I Was Wrong to Sleep on JAX

2026-03-13 · jax , pytorch , training

I was slow to give JAX a fair shot.

Some of that was honest inertia. I had spent a lot of time in PyTorch, lived through the usual distributed training bruises, and built enough around FSDP that switching mental models sounded like a tax I did not need to pay.

Some of it was pride wearing a practical hat.

I am glad I got over it.

PyTorch still feels like home

PyTorch is where I learned to move fast with models. It is direct. It debugs well enough. The ecosystem is enormous. When something breaks at the edges, there is usually a GitHub issue, a forum thread, or somebody nearby who has already stepped on the same rake.

That matters in production. Familiar tools are not a weakness.

But familiarity can turn into a fence. You start judging other systems by how quickly they let you do the PyTorch-shaped thing you already had in mind.

That is not a fair test.

JAX makes the shape of computation harder to ignore

The thing I came to appreciate is that JAX forces more of the computation model into the open.

jit, vmap, pmap, pjit, and explicit arrays across devices can feel fussy at first. Then the fussy parts start paying rent. You are pushed to think about pure functions, shapes, compilation boundaries, and how data moves.

That is not free. Compilation surprises are real. Error messages can send you walking around the block. The ecosystem does not always hand you the same batteries PyTorch does.

Still, I like tools that make hidden costs visible. JAX does that.

The distributed story changed my mind

The part that made me stop being stubborn was distributed training.

With PyTorch and FSDP, I often feel like I am managing a powerful machine with a lot of knobs hidden behind curtains. It can work very well. It can also produce failure modes where you end up spelunking through wrapping policy, parameter sharding, optimizer state, and checkpoint behavior.

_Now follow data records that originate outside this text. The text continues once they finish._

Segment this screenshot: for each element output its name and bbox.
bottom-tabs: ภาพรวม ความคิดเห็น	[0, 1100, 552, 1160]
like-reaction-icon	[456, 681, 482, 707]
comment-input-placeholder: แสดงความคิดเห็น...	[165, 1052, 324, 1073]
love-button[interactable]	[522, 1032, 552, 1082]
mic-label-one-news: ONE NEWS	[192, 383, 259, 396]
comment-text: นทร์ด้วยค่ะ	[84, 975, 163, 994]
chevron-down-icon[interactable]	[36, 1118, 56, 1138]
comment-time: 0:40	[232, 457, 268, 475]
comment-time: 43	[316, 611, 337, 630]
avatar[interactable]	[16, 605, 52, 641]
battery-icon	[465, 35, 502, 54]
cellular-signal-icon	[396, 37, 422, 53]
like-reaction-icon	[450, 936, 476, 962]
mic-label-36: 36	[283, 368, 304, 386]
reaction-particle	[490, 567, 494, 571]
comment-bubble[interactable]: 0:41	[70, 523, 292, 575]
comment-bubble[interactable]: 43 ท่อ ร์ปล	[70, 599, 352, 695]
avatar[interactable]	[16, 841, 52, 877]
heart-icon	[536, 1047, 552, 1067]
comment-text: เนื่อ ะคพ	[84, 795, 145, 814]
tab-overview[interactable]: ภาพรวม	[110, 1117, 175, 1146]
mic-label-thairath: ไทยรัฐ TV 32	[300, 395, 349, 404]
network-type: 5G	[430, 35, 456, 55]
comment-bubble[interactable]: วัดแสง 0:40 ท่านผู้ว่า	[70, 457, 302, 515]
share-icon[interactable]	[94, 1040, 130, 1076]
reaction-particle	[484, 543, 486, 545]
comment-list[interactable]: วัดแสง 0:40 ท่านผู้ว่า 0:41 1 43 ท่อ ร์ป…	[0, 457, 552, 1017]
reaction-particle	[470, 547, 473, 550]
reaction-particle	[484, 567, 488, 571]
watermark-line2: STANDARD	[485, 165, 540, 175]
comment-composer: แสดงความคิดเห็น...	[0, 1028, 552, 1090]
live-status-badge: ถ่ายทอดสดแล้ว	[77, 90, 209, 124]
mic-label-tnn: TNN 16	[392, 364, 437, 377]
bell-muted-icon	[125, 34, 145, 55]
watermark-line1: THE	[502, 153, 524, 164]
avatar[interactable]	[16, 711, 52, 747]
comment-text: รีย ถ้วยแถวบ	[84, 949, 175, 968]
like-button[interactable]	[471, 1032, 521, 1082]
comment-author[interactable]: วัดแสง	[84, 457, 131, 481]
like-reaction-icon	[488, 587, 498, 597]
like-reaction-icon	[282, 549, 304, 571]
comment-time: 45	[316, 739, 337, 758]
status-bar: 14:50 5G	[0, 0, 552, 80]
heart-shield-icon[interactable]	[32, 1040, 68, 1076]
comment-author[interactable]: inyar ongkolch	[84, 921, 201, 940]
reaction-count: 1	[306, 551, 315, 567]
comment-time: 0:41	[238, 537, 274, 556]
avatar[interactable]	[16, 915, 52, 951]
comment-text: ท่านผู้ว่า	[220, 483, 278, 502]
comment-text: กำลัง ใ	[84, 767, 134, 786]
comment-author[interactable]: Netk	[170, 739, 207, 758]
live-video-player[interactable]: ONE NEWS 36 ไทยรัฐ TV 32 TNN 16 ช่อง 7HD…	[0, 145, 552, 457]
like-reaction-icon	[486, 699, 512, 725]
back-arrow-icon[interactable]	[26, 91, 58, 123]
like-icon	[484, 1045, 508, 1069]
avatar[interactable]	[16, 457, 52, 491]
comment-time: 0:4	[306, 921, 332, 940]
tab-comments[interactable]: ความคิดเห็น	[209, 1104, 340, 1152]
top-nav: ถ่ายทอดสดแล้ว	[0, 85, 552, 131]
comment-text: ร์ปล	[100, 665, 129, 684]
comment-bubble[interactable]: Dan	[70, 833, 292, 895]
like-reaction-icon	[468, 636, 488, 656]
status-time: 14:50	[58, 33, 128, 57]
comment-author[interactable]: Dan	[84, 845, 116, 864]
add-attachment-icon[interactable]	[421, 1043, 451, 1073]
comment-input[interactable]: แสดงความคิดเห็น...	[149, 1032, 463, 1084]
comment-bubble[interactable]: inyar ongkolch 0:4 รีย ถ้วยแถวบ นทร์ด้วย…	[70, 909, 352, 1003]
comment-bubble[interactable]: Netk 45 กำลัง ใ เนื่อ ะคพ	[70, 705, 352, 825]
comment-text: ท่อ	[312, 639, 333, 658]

JAX did not make distributed training easy. Nothing worth running at scale is easy. But it made some of the layout and partitioning questions feel more explicit. More inspectable. Less like I was negotiating with a pile of implicit state.

That is worth something.

The rule I took from it

I am not interested in framework religion. That stuff is not worth a hill of beans when the run is failing and the GPUs are billing.

PyTorch is still a great tool. JAX is not magic. Both can cut you.

The lesson for me was simpler: if a tool makes the real constraints clearer, it deserves a fair trial. Even if it makes you slower for a week. Even if it pokes at your habits.

Sometimes the thing that feels like friction is the tool showing you where the system was already complicated.